Hello everyone!
I have a kernel with this parameters:
blocksize (64, 1)
I also have a shared memory:
__shared__ float vals[64][36];
What I want to accomplish is very simple: I want to sum all the rows for each column.
So:
thread0 will sum vals[0][0] + vals[1][0] + … + vals[63][0]
thread1 will sum vals[0][1] + vals[1][1] + … + vals[63][1]
(I think you would have noticed that my columns are 36 instead of 64, that’s because I wanted to reduce my shared memory usage based on my specific problem, so I have a “mapping” array that maps the threadidx.x into a correct index in the range [0,35], so my code actually is like this:
float sum= 0.0f;
for (int j = 0; j < 64; j++)
sum+= vals[j][mapping[localId]]; //ignore the "mapping" array
global_mem[outputIndex] = sum;
Each thread sums all the rows of its corresponding column, and writes the sum in the global memory (outputIndex is a transposed index → (y * width) + x)

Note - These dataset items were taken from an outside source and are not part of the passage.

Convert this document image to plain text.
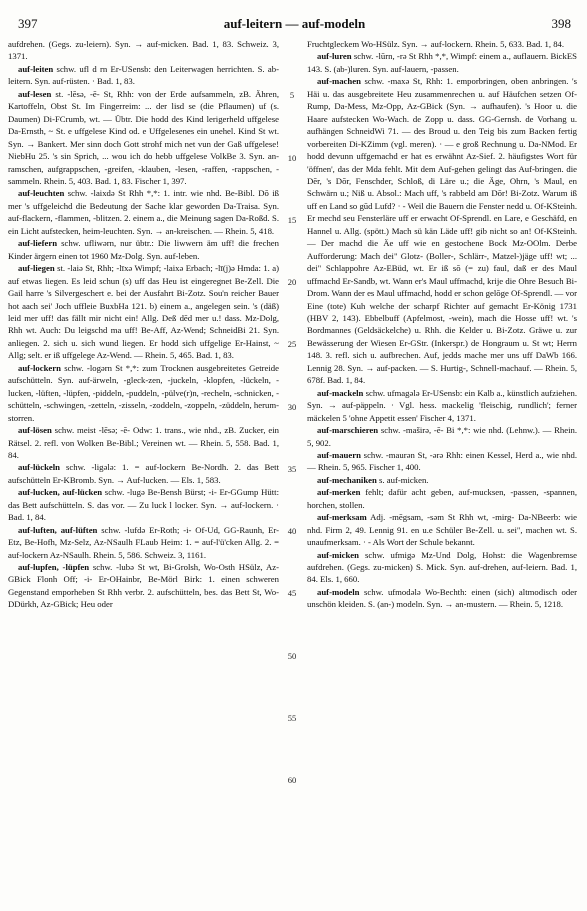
397	auf-leitern — auf-modeln	398

aufdrehen. (Gegs. zu-leiern). Syn. → auf-micken. Bad. 1, 83. Schweiz. 3, 1371.

auf-leiten schw. ufl d rn Er-USensb: den Leiterwagen herrichten. S. ab-leitern. Syn. auf-rüsten. · Bad. 1, 83.

auf-lesen st. -lēsə, -ē- St, Rhh: von der Erde aufsammeln, zB. Ähren, Kartoffeln, Obst St. Im Fingerreim: ... der lisd se (die Pflaumen) uf (s. Daumen) Di-FCrumb, wt. — Übtr. Die hodd des Kind lerigerheld uffgelese Da-Ernsth, ~ St. e uffgelese Kind od. e Uffgelesenes ein unehel. Kind St wt. Syn. → Bankert. Mer sinn doch Gott strohf mich net vun der Gaß uffgelese! NiebHu 25. 's sin Sprich, ... wou ich do hebb uffgelese VolkBe 3. Syn. an-ramschen, aufgrappschen, -greifen, -klauben, -lesen, -raffen, -rappschen, -sammeln. Rhein. 5, 403. Bad. 1, 83. Fischer 1, 397.

auf-leuchten schw. -laixdə St Rhh *,*: 1. intr. wie nhd. Be-Bibl. Dō iß mer 's uffgeleichd die Bedeutung der Sache klar geworden Da-Traisa. Syn. auf-flackern, -flammen, -blitzen. 2. einem a., die Meinung sagen Da-Roßd. S. ein Licht aufstecken, heim-leuchten. Syn. → an-kreischen. — Rhein. 5, 418.

auf-liefern schw. ufliwərn, nur übtr.: Die liwwern äm uff! die frechen Kinder ärgern einen tot 1960 Mz-Dolg. Syn. auf-leben.

auf-liegen st. -laiə St, Rhh; -līxə Wimpf; -laixə Erbach; -lī(j)ə Hmda: 1. a) auf etwas liegen. Es leid schun (s) uff das Heu ist eingeregnet Be-Zell. Die Gail harre 's Silvergeschert e. bei der Ausfahrt Bi-Zotz. Sou'n reicher Bauer hot aach sei' Joch uffleie BuxbHa 121. b) einem a., angelegen sein. 's (däß) leid mer uff! das fällt mir nicht ein! Allg. Deß dēd mer u.! dass. Mz-Dolg, Rhh wt. Auch: Du leigschd ma uff! Be-Aff, Az-Wend; SchneidBi 21. Syn. anliegen. 2. sich u. sich wund liegen. Er hodd sich uffgelige Er-Hainst, ~ Allg; selt. er iß uffgelege Az-Wend. — Rhein. 5, 465. Bad. 1, 83.

auf-lockern schw. -logərn St *,*: zum Trocknen ausgebreitetes Getreide aufschütteln. Syn. auf-ärweln, -gleck-zen, -juckeln, -klopfen, -lückeln, -lucken, -lüften, -lüpfen, -piddeln, -puddeln, -pülve(r)n, -recheln, -schnicken, -schütteln, -schwingen, -zetteln, -zisseln, -zoddeln, -zoppeln, -züddeln, herum-storren.

auf-lösen schw. meist -lēsə; -ē- Odw: 1. trans., wie nhd., zB. Zucker, ein Rätsel. 2. refl. von Wolken Be-Bibl.; Vereinen wt. — Rhein. 5, 558. Bad. 1, 84.

auf-lückeln schw. -ligələ: 1. = auf-lockern Be-Nordh. 2. das Bett aufschütteln Er-KBromb. Syn. → Auf-lucken. — Els. 1, 583.

auf-lucken, auf-lücken schw. -lugə Be-Bensh Bürst; -i- Er-GGump Hütt: das Bett aufschütteln. S. das vor. — Zu luck l locker. Syn. → auf-lockern. · Bad. 1, 84.

auf-luften, auf-lüften schw. -lufdə Er-Roth; -i- Of-Ud, GG-Raunh, Er-Etz, Be-Hofh, Mz-Selz, Az-NSaulh FLaub Heim: 1. = auf-l'ü'cken Allg. 2. = auf-lockern Az-NSaulh. Rhein. 5, 586. Schweiz. 3, 1161.

auf-lupfen, -lüpfen schw. -lubə St wt, Bi-Grolsh, Wo-Osth HSülz, Az-GBick Flonh Off; -i- Er-OHainbr, Be-Mörl Birk: 1. einen schweren Gegenstand emporheben St Rhh verbr. 2. aufschütteln, bes. das Bett St, Wo-DDürkh, Az-GBick; Heu oder

5
10
15
20
25
30
35
40
45
50
55
60

Fruchtgleckem Wo-HSülz. Syn. → auf-lockern. Rhein. 5, 633. Bad. 1, 84.

auf-luren schw. -lūrn, -rə St Rhh *,*, Wimpf: einem a., auflauern. BickES 143. S. (ab-)luren. Syn. auf-lauern, -passen.

auf-machen schw. -maxə St, Rhh: 1. emporbringen, oben anbringen. 's Häi u. das ausgebreitete Heu zusammenrechen u. auf Häufchen setzen Of-Rump, Da-Mess, Mz-Opp, Az-GBick (Syn. → aufhaufen). 's Hoor u. die Haare aufstecken Wo-Wach. de Zopp u. dass. GG-Gernsh. de Vorhang u. aufhängen SchneidWi 71. — des Broud u. den Teig bis zum Backen fertig vorbereiten Di-KZimm (vgl. meren). · — e groß Rechnung u. Da-NMod. Er hodd devunn uffgemachd er hat es erwähnt Az-Sief. 2. häufigstes Wort für 'öffnen', das der Mda fehlt. Mit dem Auf-gehen gelingt das Auf-bringen. die Dēr, 's Dōr, Fenschder, Schloß, di Läre u.; die Äge, Ohrn, 's Maul, en Schwärn u.; Niß u. Absol.: Mach uff, 's rabbeld am Dōr! Bi-Zotz. Warum iß uff en Land so gūd Lufd? · - Weil die Bauern die Fenster nedd u. Of-KSteinh. Er mechd seu Fensterläre uff er erwacht Of-Sprendl. en Lare, e Geschäfd, en Hannel u. Allg. (spött.) Mach sü kän Läde uff! gib nicht so an! Of-KSteinh. — Der machd die Äe uff wie en gestochene Bock Mz-OOlm. Derbe Aufforderung: Mach dei" Glotz- (Boller-, Schlärr-, Matzel-)jäge uff! wt; ... dei" Schlappohre Az-EBüd, wt. Er iß sō (= zu) faul, daß er des Maul uffmachd Er-Sandb, wt. Wann er's Maul uffmachd, krije die Ohre Besuch Bi-Drom. Wann der es Maul uffmachd, hodd er schon gelōge Of-Sprendl. — vor Eine (tote) Kuh welche der scharpf Richter auf gemacht Er-König 1731 (HBV 2, 143). Ebbelbuff (Apfelmost, -wein), mach die Hosse uff! wt. 's Bordmannes (Geldsäckelche) u. Rhh. die Kelder u. Bi-Zotz. Gräwe u. zur Bewässerung der Wiesen Er-GStr. (Inkerspr.) de Hongraum u. St wt; Herrn 148. 3. refl. sich u. aufbrechen. Auf, jedds mache mer uns uff DaWb 166. Lennig 28. Syn. → auf-packen. — S. Hurtig-, Schnell-machauf. — Rhein. 5, 678f. Bad. 1, 84.

auf-mackeln schw. ufmagələ Er-USensb: ein Kalb a., künstlich aufziehen. Syn. → auf-päppeln. · Vgl. hess. mackelig 'fleischig, rundlich'; ferner mäckelen 5 'ohne Appetit essen' Fischer 4, 1371.

auf-marschieren schw. -maširə, -ē- Bi *,*: wie nhd. (Lehnw.). — Rhein. 5, 902.

auf-mauern schw. -maurən St, -ərə Rhh: einen Kessel, Herd a., wie nhd. — Rhein. 5, 965. Fischer 1, 400.

auf-mechaniken s. auf-micken.

auf-merken fehlt; dafür acht geben, auf-mucksen, -passen, -spannen, horchen, stollen.

auf-merksam Adj. -mēgsam, -səm St Rhh wt, -mirg- Da-NBeerb: wie nhd. Firm 2, 49. Lennig 91. en u.e Schüler Be-Zell. u. sei", machen wt. S. unaufmerksam. · - Als Wort der Schule bekannt.

auf-micken schw. ufmigə Mz-Und Dolg, Hohst: die Wagenbremse aufdrehen. (Gegs. zu-micken) S. Mick. Syn. auf-drehen, auf-leiern. Bad. 1, 84. Els. 1, 660.

auf-modeln schw. ufmodələ Wo-Bechth: einen (sich) altmodisch oder unschön kleiden. S. (an-) modeln. Syn. → an-mustern. — Rhein. 5, 1218.
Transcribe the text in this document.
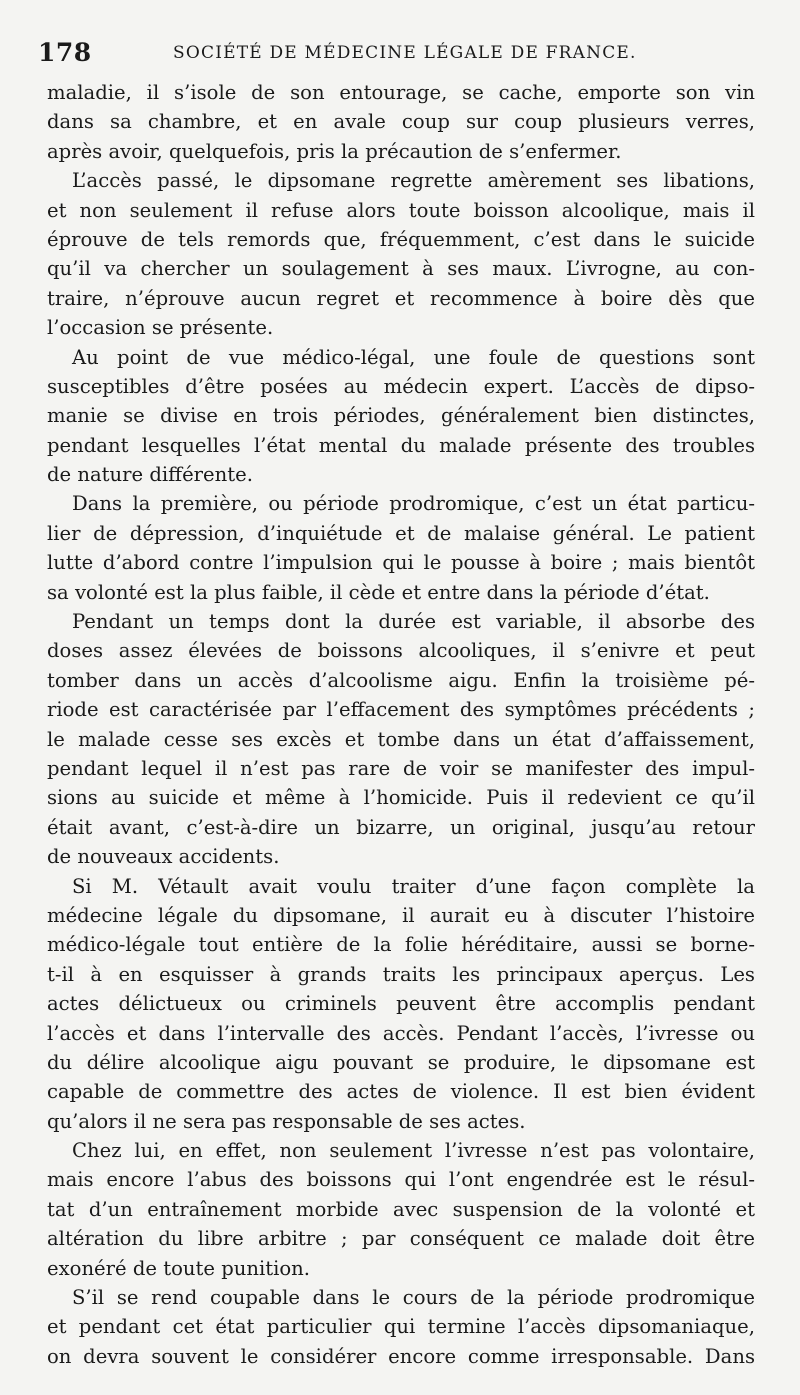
178	SOCIÉTÉ DE MÉDECINE LÉGALE DE FRANCE.
maladie, il s’isole de son entourage, se cache, emporte son vin
dans sa chambre, et en avale coup sur coup plusieurs verres,
après avoir, quelquefois, pris la précaution de s’enfermer.
L’accès passé, le dipsomane regrette amèrement ses libations,
et non seulement il refuse alors toute boisson alcoolique, mais il
éprouve de tels remords que, fréquemment, c’est dans le suicide
qu’il va chercher un soulagement à ses maux. L’ivrogne, au con-
traire, n’éprouve aucun regret et recommence à boire dès que
l’occasion se présente.
Au point de vue médico-légal, une foule de questions sont
susceptibles d’être posées au médecin expert. L’accès de dipso-
manie se divise en trois périodes, généralement bien distinctes,
pendant lesquelles l’état mental du malade présente des troubles
de nature différente.
Dans la première, ou période prodromique, c’est un état particu-
lier de dépression, d’inquiétude et de malaise général. Le patient
lutte d’abord contre l’impulsion qui le pousse à boire ; mais bientôt
sa volonté est la plus faible, il cède et entre dans la période d’état.
Pendant un temps dont la durée est variable, il absorbe des
doses assez élevées de boissons alcooliques, il s’enivre et peut
tomber dans un accès d’alcoolisme aigu. Enfin la troisième pé-
riode est caractérisée par l’effacement des symptômes précédents ;
le malade cesse ses excès et tombe dans un état d’affaissement,
pendant lequel il n’est pas rare de voir se manifester des impul-
sions au suicide et même à l’homicide. Puis il redevient ce qu’il
était avant, c’est-à-dire un bizarre, un original, jusqu’au retour
de nouveaux accidents.
Si M. Vétault avait voulu traiter d’une façon complète la
médecine légale du dipsomane, il aurait eu à discuter l’histoire
médico-légale tout entière de la folie héréditaire, aussi se borne-
t-il à en esquisser à grands traits les principaux aperçus. Les
actes délictueux ou criminels peuvent être accomplis pendant
l’accès et dans l’intervalle des accès. Pendant l’accès, l’ivresse ou
du délire alcoolique aigu pouvant se produire, le dipsomane est
capable de commettre des actes de violence. Il est bien évident
qu’alors il ne sera pas responsable de ses actes.
Chez lui, en effet, non seulement l’ivresse n’est pas volontaire,
mais encore l’abus des boissons qui l’ont engendrée est le résul-
tat d’un entraînement morbide avec suspension de la volonté et
altération du libre arbitre ; par conséquent ce malade doit être
exonéré de toute punition.
S’il se rend coupable dans le cours de la période prodromique
et pendant cet état particulier qui termine l’accès dipsomaniaque,
on devra souvent le considérer encore comme irresponsable. Dans
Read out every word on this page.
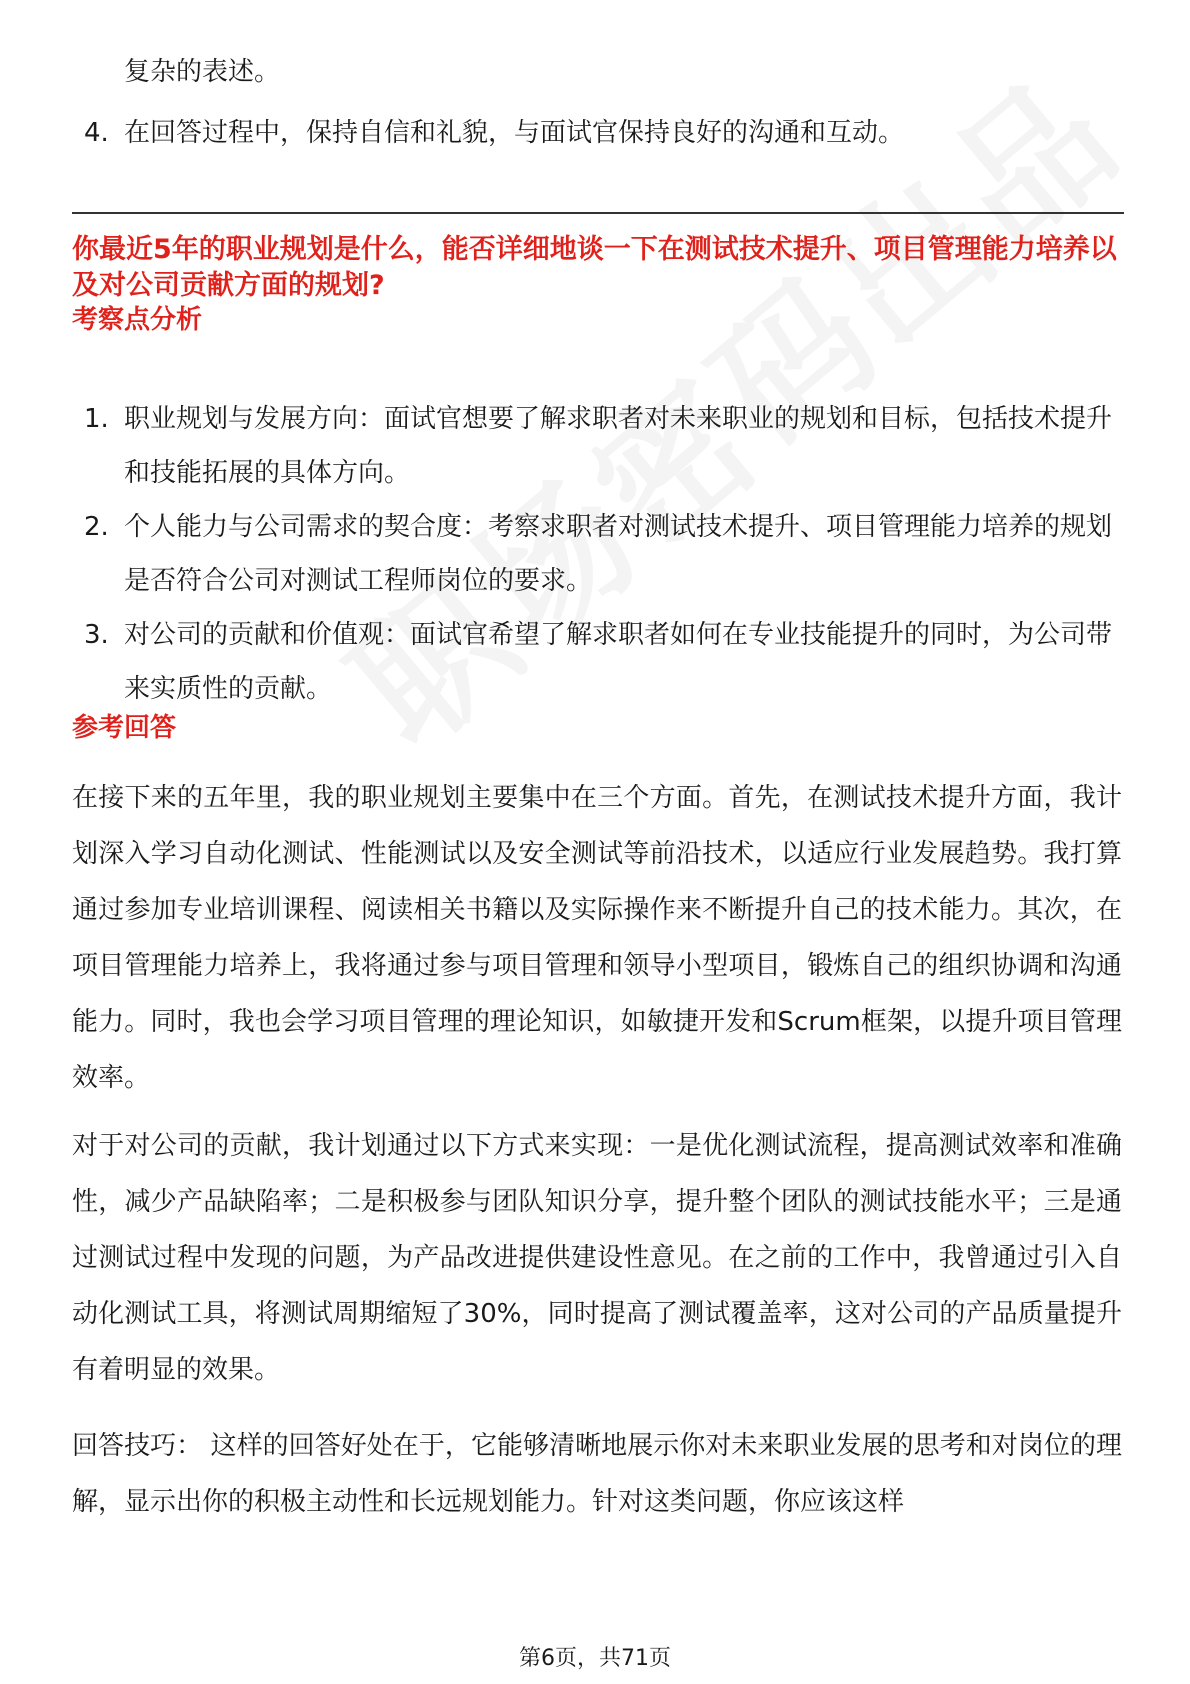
复杂的表述。
4. 在回答过程中，保持自信和礼貌，与面试官保持良好的沟通和互动。
你最近5年的职业规划是什么，能否详细地谈一下在测试技术提升、项目管理能力培养以及对公司贡献方面的规划?
考察点分析
1. 职业规划与发展方向：面试官想要了解求职者对未来职业的规划和目标，包括技术提升和技能拓展的具体方向。
2. 个人能力与公司需求的契合度：考察求职者对测试技术提升、项目管理能力培养的规划是否符合公司对测试工程师岗位的要求。
3. 对公司的贡献和价值观：面试官希望了解求职者如何在专业技能提升的同时，为公司带来实质性的贡献。
参考回答

在接下来的五年里，我的职业规划主要集中在三个方面。首先，在测试技术提升方面，我计划深入学习自动化测试、性能测试以及安全测试等前沿技术，以适应行业发展趋势。我打算通过参加专业培训课程、阅读相关书籍以及实际操作来不断提升自己的技术能力。其次，在项目管理能力培养上，我将通过参与项目管理和领导小型项目，锻炼自己的组织协调和沟通能力。同时，我也会学习项目管理的理论知识，如敏捷开发和Scrum框架，以提升项目管理效率。

对于对公司的贡献，我计划通过以下方式来实现：一是优化测试流程，提高测试效率和准确性，减少产品缺陷率；二是积极参与团队知识分享，提升整个团队的测试技能水平；三是通过测试过程中发现的问题，为产品改进提供建设性意见。在之前的工作中，我曾通过引入自动化测试工具，将测试周期缩短了30%，同时提高了测试覆盖率，这对公司的产品质量提升有着明显的效果。

回答技巧： 这样的回答好处在于，它能够清晰地展示你对未来职业发展的思考和对岗位的理解，显示出你的积极主动性和长远规划能力。针对这类问题，你应该这样

第6页，共71页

I was thinking of optimizing this. I cannot use warp shuffling because I think it would be way too heavy for this problem, correct? I had implemented it, but as expected my compute throughput went to 100% almost! I also tried libraries like “cub” and the result was the same. In this case, is it possible that a simple non-reduction sum is faster? I am thinking there must be another way for this, but I can’t figure it out!